Cohen is reportedly being investigated for bank fraud and campaign finance law violations in connection to that payment.
That’s not all though. The New York Times has now revealed that Special Counsel Robert Mueller’s team is looking into the circumstances surrounding a massive payment from a leading Ukrainian to the Trump Foundation back in 2015, just when the 2016 campaign season was first getting underway.
The Trump Foundation has since effectively ceased operations under the weight of an investigation into possible mishandling of funds.
The funds it got from Victor Pinchuk in September 2015 totaled $150,000 and were delivered in connection to a brief video appearance Trump made at a policy conference in Ukraine backed by Pinchuk.
The funds were “solicited,” according to The Times, by the president’s lawyer Michael Cohen himself, although Cohen didn’t deal directly with Pinchuk. Instead, Cohen reportedly made his direct pitch for the funds to Doug Schoen, described by The Times as a “veteran political consultant” who works with Pinchuk.
The president was reportedly not personally involved in the negotiations over the payment; rather, Cohen followed up the initial negotiations between Trump and Schoen over the appearance with his request for the money.
This set-up calls to mind what the Trump team claims to have happened in the case of the payment that Michael Cohen delivered to Stormy Daniels. According to both Cohen and Trump, the president knew nothing of the payment. That claim has been widely disputed and is currently being tested in court.
As for the $150,000 payment from Pinchuk, the report about the special counsel paying special attention comes after The Times already revealed that Mueller had subpoenaed the Trump Organization for documents covering dealings with foreign nationals. In response to that subpoena, the president’s business handed over documents covering the donation from Pinchuk.

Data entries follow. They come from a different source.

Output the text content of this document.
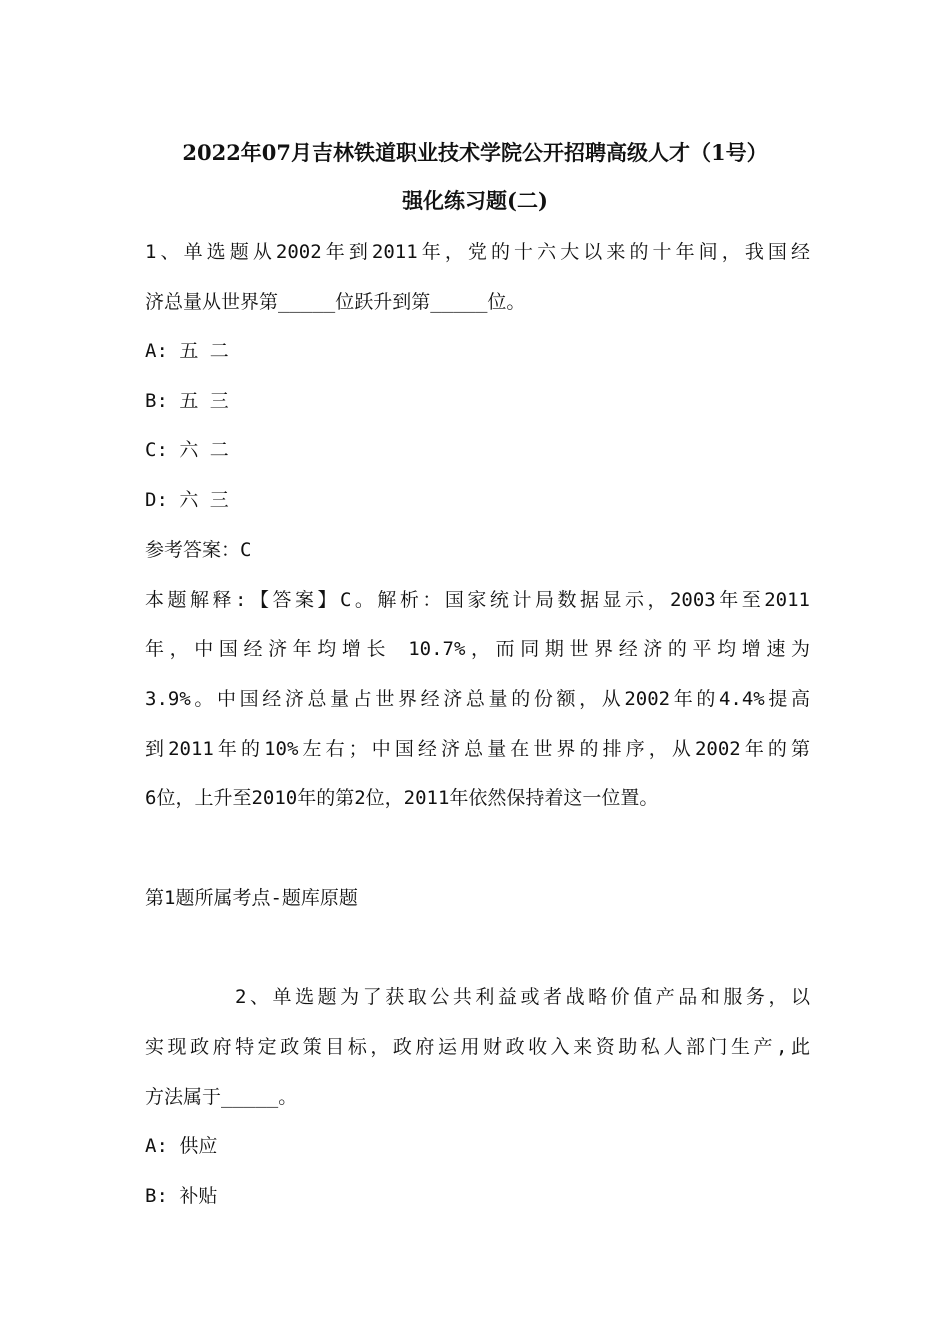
2022年07月吉林铁道职业技术学院公开招聘高级人才（1号）
强化练习题(二)
1、单选题从2002年到2011年，党的十六大以来的十年间，我国经
济总量从世界第_____位跃升到第_____位。
A: 五 二
B: 五 三
C: 六 二
D: 六 三
参考答案：C
本题解释:【答案】C。解析：国家统计局数据显示，2003年至2011
年，中国经济年均增长 10.7%，而同期世界经济的平均增速为
3.9%。中国经济总量占世界经济总量的份额，从2002年的4.4%提高
到2011年的10%左右；中国经济总量在世界的排序，从2002年的第
6位，上升至2010年的第2位，2011年依然保持着这一位置。
第1题所属考点-题库原题
2、单选题为了获取公共利益或者战略价值产品和服务，以
实现政府特定政策目标，政府运用财政收入来资助私人部门生产,此
方法属于_____。
A: 供应
B: 补贴
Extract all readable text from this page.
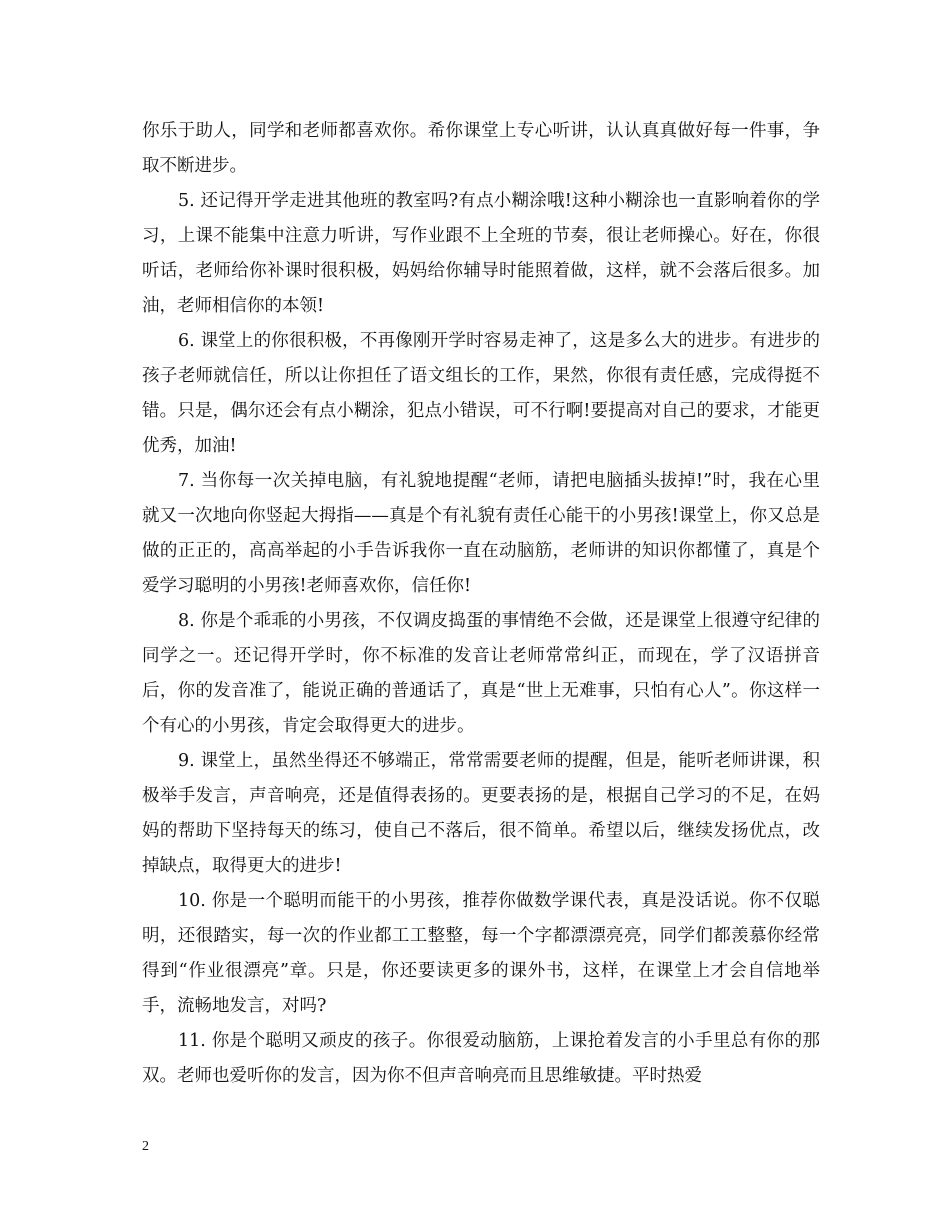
你乐于助人，同学和老师都喜欢你。希你课堂上专心听讲，认认真真做好每一件事，争取不断进步。

5. 还记得开学走进其他班的教室吗?有点小糊涂哦!这种小糊涂也一直影响着你的学习，上课不能集中注意力听讲，写作业跟不上全班的节奏，很让老师操心。好在，你很听话，老师给你补课时很积极，妈妈给你辅导时能照着做，这样，就不会落后很多。加油，老师相信你的本领!

6. 课堂上的你很积极，不再像刚开学时容易走神了，这是多么大的进步。有进步的孩子老师就信任，所以让你担任了语文组长的工作，果然，你很有责任感，完成得挺不错。只是，偶尔还会有点小糊涂，犯点小错误，可不行啊!要提高对自己的要求，才能更优秀，加油!

7. 当你每一次关掉电脑，有礼貌地提醒“老师，请把电脑插头拔掉!”时，我在心里就又一次地向你竖起大拇指——真是个有礼貌有责任心能干的小男孩!课堂上，你又总是做的正正的，高高举起的小手告诉我你一直在动脑筋，老师讲的知识你都懂了，真是个爱学习聪明的小男孩!老师喜欢你，信任你!

8. 你是个乖乖的小男孩，不仅调皮捣蛋的事情绝不会做，还是课堂上很遵守纪律的同学之一。还记得开学时，你不标准的发音让老师常常纠正，而现在，学了汉语拼音后，你的发音准了，能说正确的普通话了，真是“世上无难事，只怕有心人”。你这样一个有心的小男孩，肯定会取得更大的进步。

9. 课堂上，虽然坐得还不够端正，常常需要老师的提醒，但是，能听老师讲课，积极举手发言，声音响亮，还是值得表扬的。更要表扬的是，根据自己学习的不足，在妈妈的帮助下坚持每天的练习，使自己不落后，很不简单。希望以后，继续发扬优点，改掉缺点，取得更大的进步!

10. 你是一个聪明而能干的小男孩，推荐你做数学课代表，真是没话说。你不仅聪明，还很踏实，每一次的作业都工工整整，每一个字都漂漂亮亮，同学们都羡慕你经常得到“作业很漂亮”章。只是，你还要读更多的课外书，这样，在课堂上才会自信地举手，流畅地发言，对吗?

11. 你是个聪明又顽皮的孩子。你很爱动脑筋，上课抢着发言的小手里总有你的那双。老师也爱听你的发言，因为你不但声音响亮而且思维敏捷。平时热爱

2
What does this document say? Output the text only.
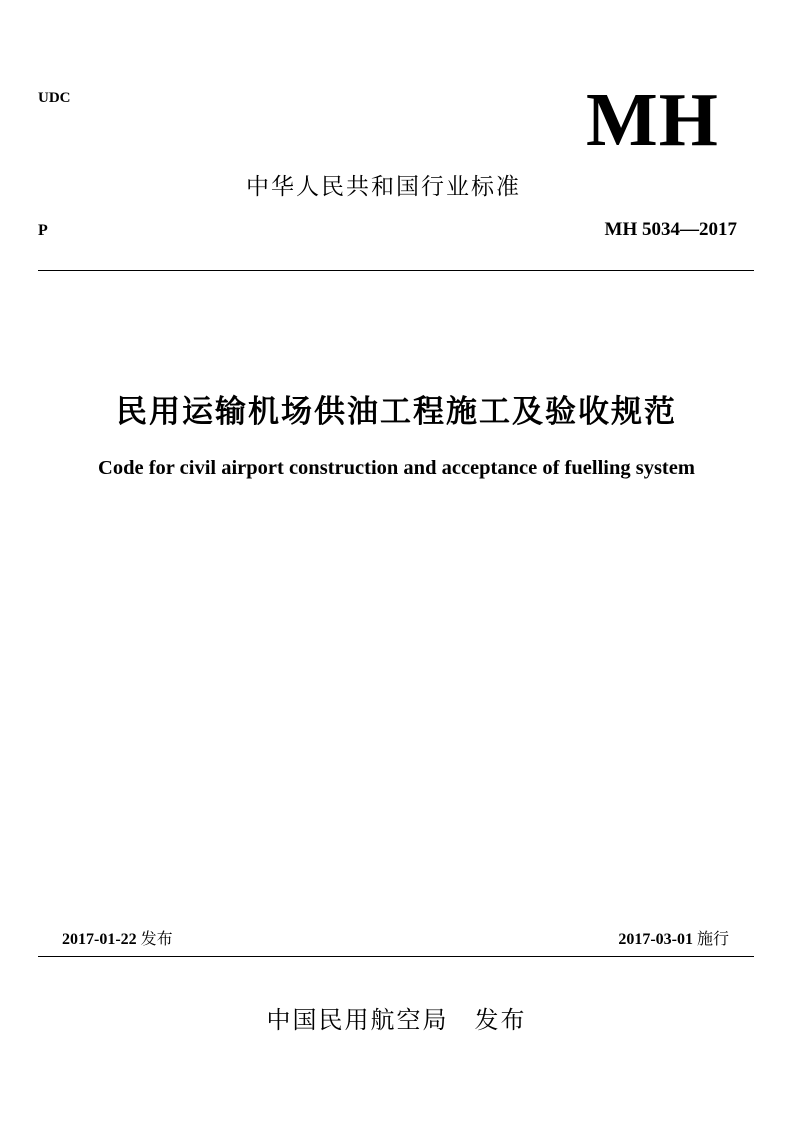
UDC	MH
中华人民共和国行业标准
P	MH 5034—2017
民用运输机场供油工程施工及验收规范
Code for civil airport construction and acceptance of fuelling system
2017-01-22 发布	2017-03-01 施行
中国民用航空局 发布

As for Pinchuk himself, he hardly comes from a political lineage to be proud of; he’s the son-in-law of former Ukrainian leader Leonid Kuchma who, in the description of The Times, “led a government criticized for corruption, nepotism and the murder of dissident journalists.”
Trump made his September 2015 appearance at an installment of the Yalta European Strategy conference, speaking for about 20 minutes in an appearance that was marked as much for his fumbling as it was for anything else.
This Monday, the president again reiterated his innocence in the Russia scandal in the face of the aforementioned FBI scrutiny of Cohen.
The Cohen raid was carried out as a matter distinct from that of the special counsel’s main Russia investigation, although the special counsel has extended his investigation to include questions of corrupt foreign influence beyond just that of Russia.